I do not stay in the Church because I have had an irrefutable spiritual witness that I cannot deny. I know that some people have, and I respect their experience. For many years, I sought such a witness desperately, but it has never come. For me, faith is based in hope, not certain knowledge, but that’s OK. I have come to see hope as one of the greatest things that human beings are capable of; and I marvel at its power to shape a spiritual life.
I also do not stay in the Church because it gives me answers to my deepest questions. I have very few answers of this sort. But I keep asking because my humanity depends on my always being engaged in conversation about the big questions: What do I mean? How should I live? What will be left of my life when it is over? These are the main topics of my lifelong dialogue with myself—and whoever else might be listening in on the conversation.

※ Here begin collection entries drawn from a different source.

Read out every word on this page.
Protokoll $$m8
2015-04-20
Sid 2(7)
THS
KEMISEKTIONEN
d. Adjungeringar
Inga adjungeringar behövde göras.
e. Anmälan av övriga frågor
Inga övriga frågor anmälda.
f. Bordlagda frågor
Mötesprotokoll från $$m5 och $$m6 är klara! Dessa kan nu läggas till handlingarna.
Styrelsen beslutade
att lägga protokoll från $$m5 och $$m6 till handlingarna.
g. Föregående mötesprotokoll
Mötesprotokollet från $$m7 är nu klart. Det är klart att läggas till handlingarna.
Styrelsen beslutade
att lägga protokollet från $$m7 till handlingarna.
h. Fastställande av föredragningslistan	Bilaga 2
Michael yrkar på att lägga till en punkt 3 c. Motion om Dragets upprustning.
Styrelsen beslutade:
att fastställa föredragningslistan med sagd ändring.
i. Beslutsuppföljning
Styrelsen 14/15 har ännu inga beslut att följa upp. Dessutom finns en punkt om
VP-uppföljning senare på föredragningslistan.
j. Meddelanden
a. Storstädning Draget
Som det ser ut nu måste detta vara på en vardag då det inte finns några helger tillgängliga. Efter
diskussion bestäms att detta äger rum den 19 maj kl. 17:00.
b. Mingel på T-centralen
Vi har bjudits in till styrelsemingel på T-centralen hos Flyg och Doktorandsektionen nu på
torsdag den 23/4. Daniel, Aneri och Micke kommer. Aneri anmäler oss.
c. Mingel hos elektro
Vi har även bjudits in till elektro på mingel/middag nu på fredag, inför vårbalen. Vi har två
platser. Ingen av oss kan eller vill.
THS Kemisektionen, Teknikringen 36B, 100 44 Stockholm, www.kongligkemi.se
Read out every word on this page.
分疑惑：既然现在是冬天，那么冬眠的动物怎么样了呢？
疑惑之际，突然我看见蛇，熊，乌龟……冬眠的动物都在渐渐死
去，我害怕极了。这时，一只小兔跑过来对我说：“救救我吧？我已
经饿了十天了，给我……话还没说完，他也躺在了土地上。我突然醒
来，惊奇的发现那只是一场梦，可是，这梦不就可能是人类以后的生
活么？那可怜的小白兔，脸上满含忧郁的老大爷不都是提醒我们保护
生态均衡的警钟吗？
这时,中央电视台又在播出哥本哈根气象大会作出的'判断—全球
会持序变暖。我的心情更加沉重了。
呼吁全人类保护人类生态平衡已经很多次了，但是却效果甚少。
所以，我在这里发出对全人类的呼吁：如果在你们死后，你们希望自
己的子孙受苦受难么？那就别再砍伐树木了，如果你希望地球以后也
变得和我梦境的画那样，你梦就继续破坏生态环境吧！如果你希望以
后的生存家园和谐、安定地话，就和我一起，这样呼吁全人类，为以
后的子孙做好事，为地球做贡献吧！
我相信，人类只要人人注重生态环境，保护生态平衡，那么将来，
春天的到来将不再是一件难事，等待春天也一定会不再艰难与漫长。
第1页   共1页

My religion is the language of my faith. It provides the vocabulary that I need to frame my deepest questions, and it gives me the metaphors that I need to make infinite and ineffable things hold still long enough to examine. I do not claim that the language of my faith is the best language in the world, or that it provides a perfect translation of God’s mind and intentions. I only claim that it is my language—the one that I acquired in my childhood and have used ever since to make my way through the world.
I stay because my religion is the language of the questions that I have to ask in order to live meaningfully in the world.